There were few positives to come from this match but these dead rubbers do offer a chance for Andy Morrell to have a look at some of his squad members, and Rob Ogleby, given his first start for Wrexham, was interesting. It was no real surprise that he was the only one of the front three who was actually allowed to complete the full ninety minutes: mainly, that’s because he’s unlikely to figure as a starter in the play-offs if things go according to plan, so it was more valuable to rest Jake Speight and Danny Wright; but it was also down to him being marginally the most effective of the trio.
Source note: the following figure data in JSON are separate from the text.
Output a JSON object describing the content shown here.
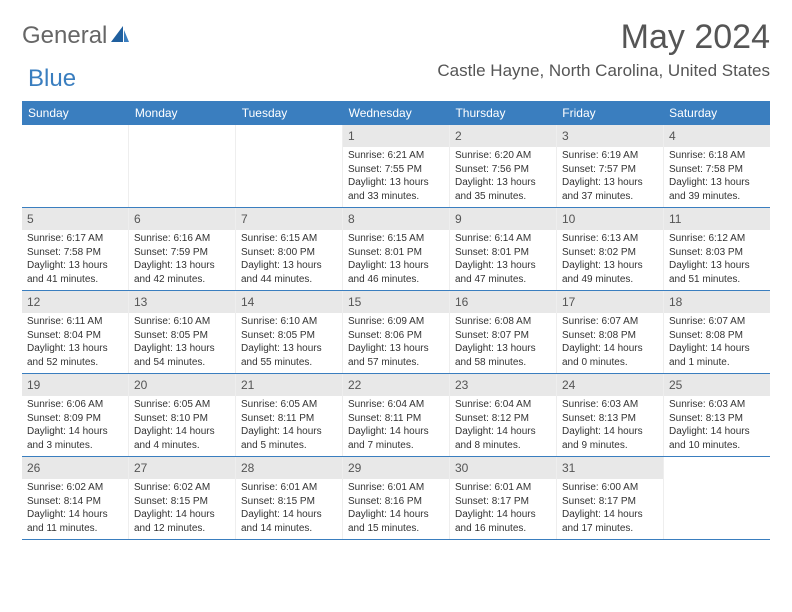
{
  "brand": {
    "textA": "General",
    "textB": "Blue"
  },
  "title": "May 2024",
  "location": "Castle Hayne, North Carolina, United States",
  "colors": {
    "header_bg": "#3a7ebf",
    "header_text": "#ffffff",
    "daynum_bg": "#e8e8e8",
    "text": "#333333",
    "rule": "#3a7ebf"
  },
  "weekdays": [
    "Sunday",
    "Monday",
    "Tuesday",
    "Wednesday",
    "Thursday",
    "Friday",
    "Saturday"
  ],
  "weeks": [
    [
      null,
      null,
      null,
      {
        "n": "1",
        "sr": "6:21 AM",
        "ss": "7:55 PM",
        "dl": "13 hours and 33 minutes."
      },
      {
        "n": "2",
        "sr": "6:20 AM",
        "ss": "7:56 PM",
        "dl": "13 hours and 35 minutes."
      },
      {
        "n": "3",
        "sr": "6:19 AM",
        "ss": "7:57 PM",
        "dl": "13 hours and 37 minutes."
      },
      {
        "n": "4",
        "sr": "6:18 AM",
        "ss": "7:58 PM",
        "dl": "13 hours and 39 minutes."
      }
    ],
    [
      {
        "n": "5",
        "sr": "6:17 AM",
        "ss": "7:58 PM",
        "dl": "13 hours and 41 minutes."
      },
      {
        "n": "6",
        "sr": "6:16 AM",
        "ss": "7:59 PM",
        "dl": "13 hours and 42 minutes."
      },
      {
        "n": "7",
        "sr": "6:15 AM",
        "ss": "8:00 PM",
        "dl": "13 hours and 44 minutes."
      },
      {
        "n": "8",
        "sr": "6:15 AM",
        "ss": "8:01 PM",
        "dl": "13 hours and 46 minutes."
      },
      {
        "n": "9",
        "sr": "6:14 AM",
        "ss": "8:01 PM",
        "dl": "13 hours and 47 minutes."
      },
      {
        "n": "10",
        "sr": "6:13 AM",
        "ss": "8:02 PM",
        "dl": "13 hours and 49 minutes."
      },
      {
        "n": "11",
        "sr": "6:12 AM",
        "ss": "8:03 PM",
        "dl": "13 hours and 51 minutes."
      }
    ],
    [
      {
        "n": "12",
        "sr": "6:11 AM",
        "ss": "8:04 PM",
        "dl": "13 hours and 52 minutes."
      },
      {
        "n": "13",
        "sr": "6:10 AM",
        "ss": "8:05 PM",
        "dl": "13 hours and 54 minutes."
      },
      {
        "n": "14",
        "sr": "6:10 AM",
        "ss": "8:05 PM",
        "dl": "13 hours and 55 minutes."
      },
      {
        "n": "15",
        "sr": "6:09 AM",
        "ss": "8:06 PM",
        "dl": "13 hours and 57 minutes."
      },
      {
        "n": "16",
        "sr": "6:08 AM",
        "ss": "8:07 PM",
        "dl": "13 hours and 58 minutes."
      },
      {
        "n": "17",
        "sr": "6:07 AM",
        "ss": "8:08 PM",
        "dl": "14 hours and 0 minutes."
      },
      {
        "n": "18",
        "sr": "6:07 AM",
        "ss": "8:08 PM",
        "dl": "14 hours and 1 minute."
      }
    ],
    [
      {
        "n": "19",
        "sr": "6:06 AM",
        "ss": "8:09 PM",
        "dl": "14 hours and 3 minutes."
      },
      {
        "n": "20",
        "sr": "6:05 AM",
        "ss": "8:10 PM",
        "dl": "14 hours and 4 minutes."
      },
      {
        "n": "21",
        "sr": "6:05 AM",
        "ss": "8:11 PM",
        "dl": "14 hours and 5 minutes."
      },
      {
        "n": "22",
        "sr": "6:04 AM",
        "ss": "8:11 PM",
        "dl": "14 hours and 7 minutes."
      },
      {
        "n": "23",
        "sr": "6:04 AM",
        "ss": "8:12 PM",
        "dl": "14 hours and 8 minutes."
      },
      {
        "n": "24",
        "sr": "6:03 AM",
        "ss": "8:13 PM",
        "dl": "14 hours and 9 minutes."
      },
      {
        "n": "25",
        "sr": "6:03 AM",
        "ss": "8:13 PM",
        "dl": "14 hours and 10 minutes."
      }
    ],
    [
      {
        "n": "26",
        "sr": "6:02 AM",
        "ss": "8:14 PM",
        "dl": "14 hours and 11 minutes."
      },
      {
        "n": "27",
        "sr": "6:02 AM",
        "ss": "8:15 PM",
        "dl": "14 hours and 12 minutes."
      },
      {
        "n": "28",
        "sr": "6:01 AM",
        "ss": "8:15 PM",
        "dl": "14 hours and 14 minutes."
      },
      {
        "n": "29",
        "sr": "6:01 AM",
        "ss": "8:16 PM",
        "dl": "14 hours and 15 minutes."
      },
      {
        "n": "30",
        "sr": "6:01 AM",
        "ss": "8:17 PM",
        "dl": "14 hours and 16 minutes."
      },
      {
        "n": "31",
        "sr": "6:00 AM",
        "ss": "8:17 PM",
        "dl": "14 hours and 17 minutes."
      },
      null
    ]
  ]
}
His movement was eye-catching: when sides play three strikers high up the pitch, it’s essential that the wide players are able to make diagonal runs behind full back and centre back to get into goal-scoring positions. The pacy Ogleby, on this showing, is much more naturally adept at doing this than any other player at Morrell’s disposal, but the service to the strikers was so poor that there was never any danger that this movement would be capitalised upon. Indeed, there was never any danger that Wrexham would get anything tangible out of this match.